This was published 1 year ago
Session musicians are caught in a ‘broken system’. It affects Ed Sheeran too
By Linda Morris
Drummer and music director Peter Luscombe may not be a household name, but his music is familiar to generations of fans.
He’s played on more than 147 albums, is a member of Paul Kelly’s backing band, and has a couple of ARIAs to his name.
In 45 years, he has never received a cheque for the broadcast of music recordings he has been a part of and fears he will need to “work until I drop”.
Session musicians like Luscombe are bringing their long-running campaign for legal recognition of their copyright to the fringes of the Labor conference in Brisbane on Thursday, where they are lobbying for the party to back changes which would help the next generation of musicians make a living wage.
While US actors are picketing Hollywood studios to be properly remunerated by streaming services and for reruns, Luscombe and his colleagues are seeking income from the broadcast of recorded music played in shops, gyms, on radio, television, and nightclubs.
A songwriter is paid every time their music is played on radio and the record label and the featured artist gets paid too, capped at 1 per cent of the commercial radio sector’s revenue.

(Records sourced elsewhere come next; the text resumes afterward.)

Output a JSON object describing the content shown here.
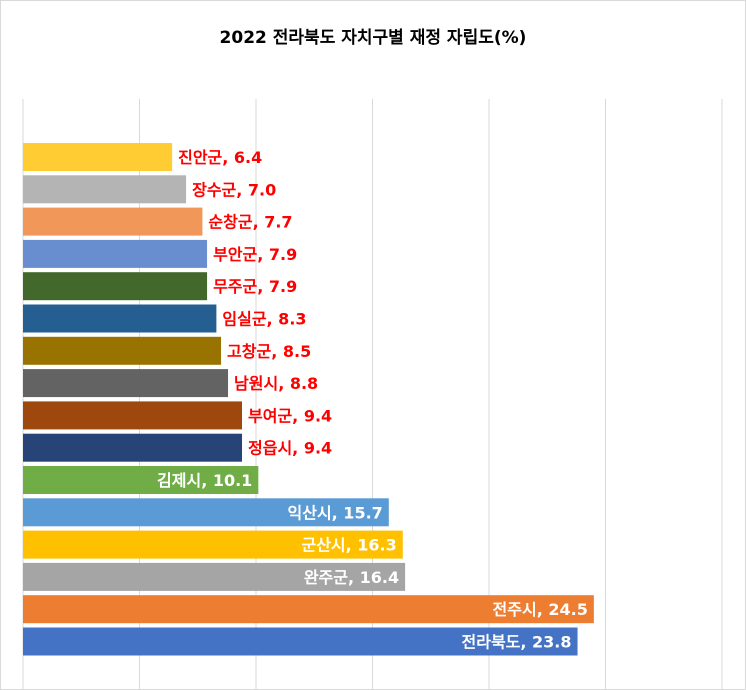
{
  "chart_data": {
    "type": "bar",
    "orientation": "horizontal",
    "title": "2022  전라북도 자치구별 재정 자립도(%)",
    "xlabel": "",
    "ylabel": "",
    "xlim": [
      0,
      30
    ],
    "grid": true,
    "legend": "none",
    "categories": [
      "진안군",
      "장수군",
      "순창군",
      "부안군",
      "무주군",
      "임실군",
      "고창군",
      "남원시",
      "부여군",
      "정읍시",
      "김제시",
      "익산시",
      "군산시",
      "완주군",
      "전주시",
      "전라북도"
    ],
    "values": [
      6.4,
      7.0,
      7.7,
      7.9,
      7.9,
      8.3,
      8.5,
      8.8,
      9.4,
      9.4,
      10.1,
      15.7,
      16.3,
      16.4,
      24.5,
      23.8
    ],
    "data_labels": [
      "진안군, 6.4",
      "장수군, 7.0",
      "순창군, 7.7",
      "부안군, 7.9",
      "무주군, 7.9",
      "임실군, 8.3",
      "고창군, 8.5",
      "남원시, 8.8",
      "부여군, 9.4",
      "정읍시, 9.4",
      "김제시, 10.1",
      "익산시, 15.7",
      "군산시, 16.3",
      "완주군, 16.4",
      "전주시, 24.5",
      "전라북도, 23.8"
    ],
    "colors": [
      "#FFCD33",
      "#B4B4B4",
      "#F1975A",
      "#698ED0",
      "#43682B",
      "#255E91",
      "#997300",
      "#636363",
      "#9E480E",
      "#264478",
      "#70AD47",
      "#5B9BD5",
      "#FFC000",
      "#A5A5A5",
      "#ED7D31",
      "#4472C4"
    ],
    "label_colors": [
      "#FF0000",
      "#FF0000",
      "#FF0000",
      "#FF0000",
      "#FF0000",
      "#FF0000",
      "#FF0000",
      "#FF0000",
      "#FF0000",
      "#FF0000",
      "#FFFFFF",
      "#FFFFFF",
      "#FFFFFF",
      "#FFFFFF",
      "#FFFFFF",
      "#FFFFFF"
    ],
    "label_positions": [
      "outside",
      "outside",
      "outside",
      "outside",
      "outside",
      "outside",
      "outside",
      "outside",
      "outside",
      "outside",
      "inside",
      "inside",
      "inside",
      "inside",
      "inside",
      "inside"
    ],
    "gridline_color": "#D9D9D9"
  }
}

But session artists – featured or backing musicians and vocalists – are left in the cold by a “broken system” that does not acknowledge their contributions, according to Susan Cotchin, an expert in the complex field of neighbouring rights.
These are the rights that apply to the audible performance on a sound recording, and they ‘neighbour’ the composition copyright of a work. The income from public performance is shared between performers and the label.
The record industry took its case for the removal of a cap on payments to federal parliament last week and a private member’s bill by ACT senator David Pocock has been referred to a Senate committee. But session musicians have long been cut out from such payments.
Dr Rod Davies, a lecturer in popular music and songwriting at Monash University and a session musician, says Australian session musicians have had no economic claim to their recorded performances beyond a basic session fee that, in real terms, has been going backward for decades.
“As a session musician, you bring experience, you bring expertise and creativity, you are bringing someone’s dream to fruition which they may have difficulty articulating,” Luscombe says.
“But it means as a hired musician you are living hand to mouth, and you are relying on being paid for the work you do, and when that’s done, that’s it.”
Paul Davies, campaigns director for the Media and Entertainment Arts Alliance, says Australian musicians had been denied rolling payments available to musicians in dozens of countries including in the UK, Europe and many US states.
He is calling for amendments to the antiquated Copyright Act to include recognition and a formula for distribution.
“In Australia, actors get residuals, but musicians get nothing,” he says. “They get none of the income that flows from the records they make when these records are broadcast, unless they happen to be among the very, very few artists signed to record labels.
“To further complicate this issue, Australian performers are blocked from these residuals by many countries, the UK being the most notable, as there is no reciprocal arrangement.
“The rest of the world woke up to this inequity a long time ago and fixed it. Musicians need it to be fixed here.”
Cotchin has acted for the likes of Fatboy Slim, Rihanna, John Farnham and Radiohead as chief executive of Good Neighbour Rights, a company affiliated with the late Michael Gudinski’s Mushroom Group.
She says she knows of instances where non-featured performers or session musicians have earned $300 for playing on records played multiple times a day on radio. The one-off fee was inadequate compensation for their contribution to a creative product and denied them a decent living.
What’s more, all Australian artists – from Tones and I to the Kid Laroi, even AC/DC and INXS – don’t get a cent from the plays of their recorded music in the UK, unless they’ve struck a deal with a major label, Cotchin says. It’s the same situation for Ed Sheeran who doesn’t directly benefit from the plays of his music in Australia.
That issue goes back to the failure of previous federal governments to ratify a provision of a treaty of the World Intellectual Property Organisation which provided “equitable remuneration” to both featured and non-featured performers for the commercial exploitation of their recorded performances, Rod Davies says.
Britain was one of a number of territories that took a stand and decided not to pay Australian artists in protest of Australia’s decision to limit equitable remuneration of overseas performers, he says. Australian artists with international appeal now frequently choose to record outside Australia.
Luscombe says the introduction of copyright payments would amount to “a small amount of money paid by a lot of people that makes a huge difference”.
If not for the support of Paul Kelly, it would have been a lot more difficult to sustain a life within the industry, he says, but the nation should not rely on the goodwill of individual artists to sustain hired musicians through downturns.
The copyright question could be considered as part of the Senate committee’s look at Pocock’s private member’s bill or as part of the remit of the new body, Music Australia.
On the private member’s bill, a spokesperson for the federal Attorney-General, Mark Dreyfus, said the government would carefully consider the recommendations of the Senate inquiry and would work to “develop an understanding of the likely impacts on regional and remote radio broadcasters and the ABC” before finalising any decision.